The developer, Baptiste Brunner, is a Lousianna native and recent resident of Southeast Texas looking to develop the shop as a drive-thru focused spot selling wine-based drinks
But, the city’s planning and community development staff took issue with the plans originally submitted in August of this year when Brunner’s architect submitted a floor plan that included seven bar stools and four tables inside.
Brunner was told that his business would have to be designated as a drinking establishment, which would require him to seek a specific use permit in order to open in the zone the strip center is located in.
At the board adjustment meeting at Beaumont City Hall on Thursday, Brunner told members that the floor plan was created with stool and tables because he had to provide seating in the building in order to meet requirements with the Texas Alcoholic Beverage Commission for a beer and wine permit.
“We designed our layout to take up as much space as possible, adhering with disability code compliance, but we have a catch 22 here,” Brunner said.
Since the business couldn’t apply for a package store license since drinks are mixed and sealed on site, according to the developer, the business would be designed to prioritize drive-thru customers and provide the most basic amount of inside accommodations to meet state requirements.
The argument that customers wouldn’t likely be inside and that the business would be designed to avoid people drinking at the site didn’t sway board members, who voted unanimously to deny the appeal.
Member Jeff Beaver specifically questioned why the plan called for dart boards to be installed inside.
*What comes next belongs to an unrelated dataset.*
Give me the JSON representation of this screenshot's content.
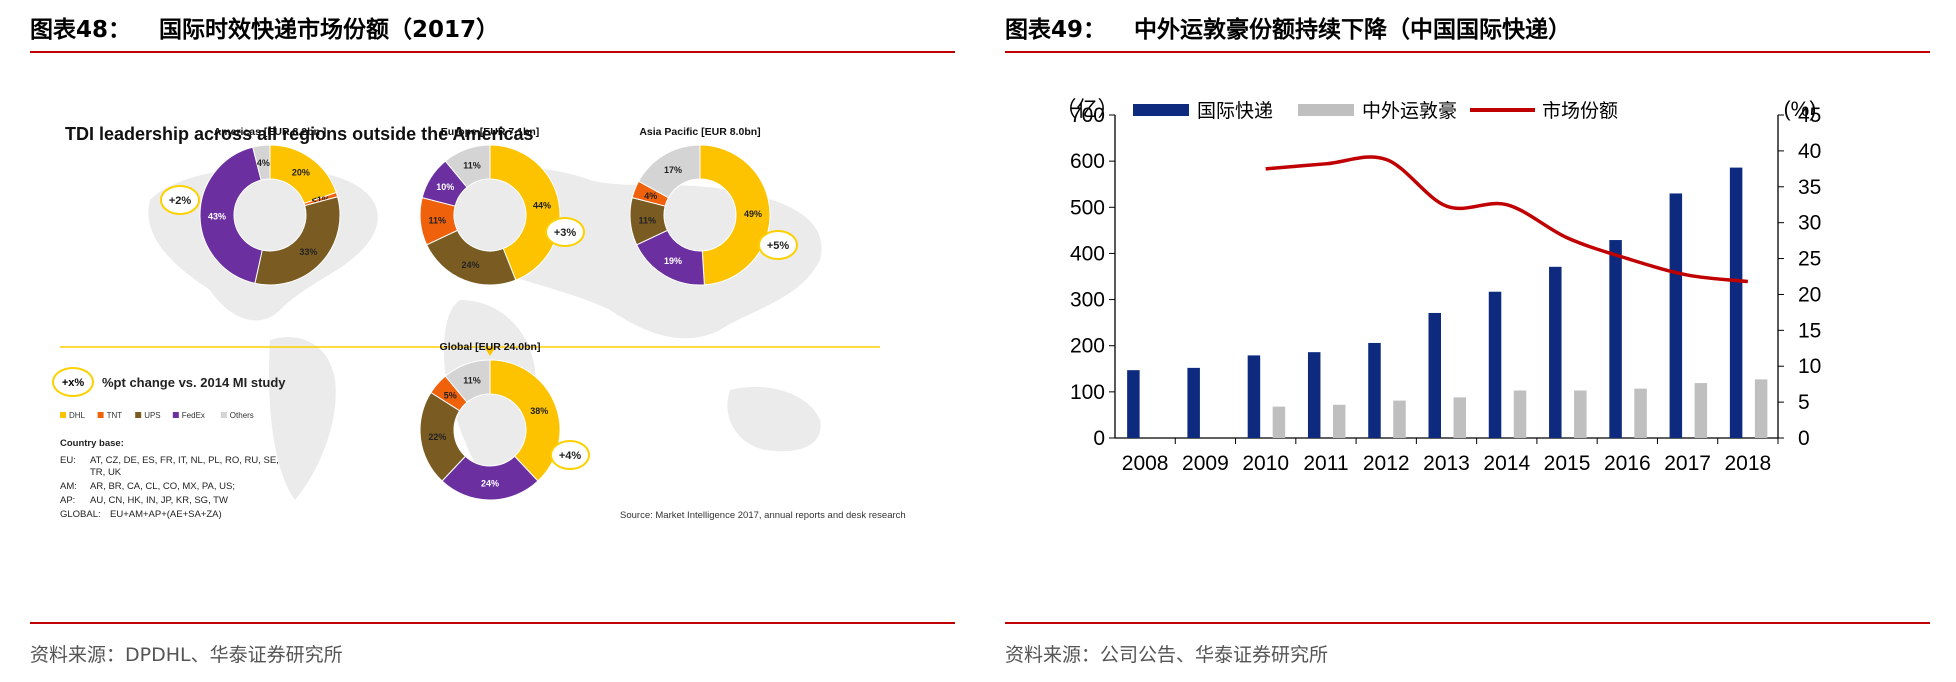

“That area attracts a lot of food traffic, and that (nearby) convenience store relies on foot traffic to that area,” Beaver said. “If you provide a game there, you’re going to encourage people to stay and drink.”
Brunner said it was a part of the plan to take up more space, since installing a dart board meant that there would have to be at least 10 feet of space in front of it, preventing the state from potentially requiring more seating based on available square footage.
Chairman Dana Timaeus said that he appreciated that the developer was trying to give assurance about the design, but he couldn’t base his decision on what the owner intended, only on how the business would operate and if it fit the city’s criteria.
The denial could be a set-back to the potential opening of the business, at least anytime soon, according to the developer.
Based on an email chain presented by Brunner at the meeting, city staff allegedly assured the developer that a specific use permit wouldn’t be needed until finally informing him near the end of the meeting schedule calendar that the designation would be changed, which now means the business will have to wait until mid-January to be considered.
Brunner said that also pushes back any potential opening dates further into next year, as he has to present approved plans before he can secure his site in the new shopping center.